Quantization Basics

1. Core Concept¶

Quantization reduces model precision from FP32/FP16 to lower bit representations (INT8, INT4) to decrease memory and increase inference speed.

Key Formula: Q(x) = round(x/S) - Z where S = scale, Z = zero-point

2. Types¶

Post-Training Quantization (PTQ)¶

Applied after training
No retraining needed
Calibration dataset required
Common methods: MinMax, Percentile, MSE

Quantization-Aware Training (QAT)¶

Simulates quantization during training
Better accuracy but requires full training
Fake quantization nodes in forward pass

3. Quantization Schemes¶

Symmetric: Zero-point = 0, range = [-127, 127] for INT8
Asymmetric: Zero-point ≠ 0, range = [0, 255] for UINT8

Per-Tensor: Single scale for entire tensor
Per-Channel: Different scale per output channel (better accuracy)

4. Memory Savings¶

FP32 → INT8: 4× reduction
FP32 → INT4: 8× reduction
Attention and FFN layers: Primary targets

5. Common Interview Questions¶

Q1: Why does quantization work for LLMs? A: LLMs have activation/weight distributions that cluster around certain values. Most information is captured in relative magnitudes rather than absolute precision.

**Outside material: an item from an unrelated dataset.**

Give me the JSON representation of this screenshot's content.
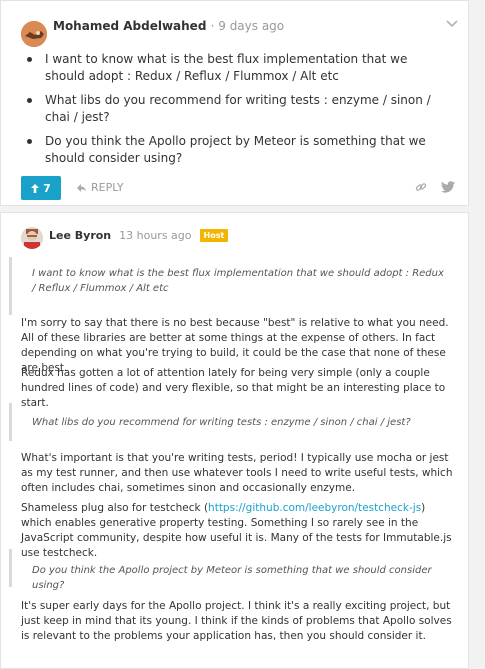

Q2: What's the difference between static and dynamic quantization? A: Static uses calibration data to determine scales offline. Dynamic computes scales at runtime (slower but more accurate for varied inputs).

Q3: Which layers are hardest to quantize? A: Layer normalization and first/last layers are most sensitive. Activations often need higher precision than weights.

Q4: How do you measure quantization quality? A: Perplexity on validation set, task-specific metrics (accuracy, F1), and activation distribution analysis (KL divergence).

Q5: What's the typical accuracy drop for INT8 quantization? A: Well-executed INT8 PTQ: <1% degradation. INT4: 2-5% depending on model size and method.